The RBA has made its decision on the cash rate, choosing to hold it at 1.5%.
It has now been at this rate for 22 meetings and experts are not forecasting a change any time soon.
Predictions coming in over the weekend and yesterday had forecast this decision, with AMP Capital’s chief economist, Dr Shane Oliver, saying there was “no strong case to move either way”.
Most people are not predicting a change to the rate until late-2019.
Explaining why this would be the case, Tim Lawless, CoreLogic head of research, said, “Economic conditions remain reasonably stable, housing market growth continues to slow, household debt is at record highs, and inflation remains around the lower end of the RBA target range.
“With this scenario as a backdrop, the hold decision today from the RBA was widely anticipated. It is looking increasingly as if the cash rate will hold at record lows throughout 2019; this is the view of financial markets where the ASX cash rate yield curve indicates the cash rate will remain on hold until at least November 2019.”

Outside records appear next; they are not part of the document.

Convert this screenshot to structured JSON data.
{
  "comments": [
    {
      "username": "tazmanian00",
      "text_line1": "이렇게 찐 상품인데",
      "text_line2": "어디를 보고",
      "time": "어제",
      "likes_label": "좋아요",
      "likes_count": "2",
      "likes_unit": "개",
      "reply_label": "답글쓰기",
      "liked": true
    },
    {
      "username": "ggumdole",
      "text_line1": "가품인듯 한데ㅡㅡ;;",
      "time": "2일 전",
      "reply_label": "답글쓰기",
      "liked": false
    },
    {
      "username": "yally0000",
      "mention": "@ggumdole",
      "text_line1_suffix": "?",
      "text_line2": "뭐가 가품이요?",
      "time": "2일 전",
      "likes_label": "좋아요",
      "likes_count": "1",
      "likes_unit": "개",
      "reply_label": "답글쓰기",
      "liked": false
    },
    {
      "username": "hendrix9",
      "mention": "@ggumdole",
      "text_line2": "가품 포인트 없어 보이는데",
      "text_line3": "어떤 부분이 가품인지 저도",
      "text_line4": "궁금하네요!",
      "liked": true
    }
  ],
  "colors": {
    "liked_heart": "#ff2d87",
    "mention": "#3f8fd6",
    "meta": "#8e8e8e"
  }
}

Despite the decision to hold, lenders have been increasing their interest rates.
Lawless added, “Focus is now moving to mortgage rates, where we are increasingly seeing upwards pressure from overseas funding costs. Already, smaller banks and non-banks, who are generally more exposed to wholesale debt costs, are pushing interest rates higher for select mortgage products.
“Larger banks, who are more reliant on domestic deposits to fund their home loans, have less exposure to higher funding costs. However it is likely margin pressures are becoming evident across the big end of town as well.
“Despite these early signs of some upwards pressure on mortgage rates, average variable rates remain almost 120 basis points below their decade average of 6.4%. Borrowers, particularly owner occupiers with principal and interest loans, should continue to expect a low mortgage rate over the medium term.”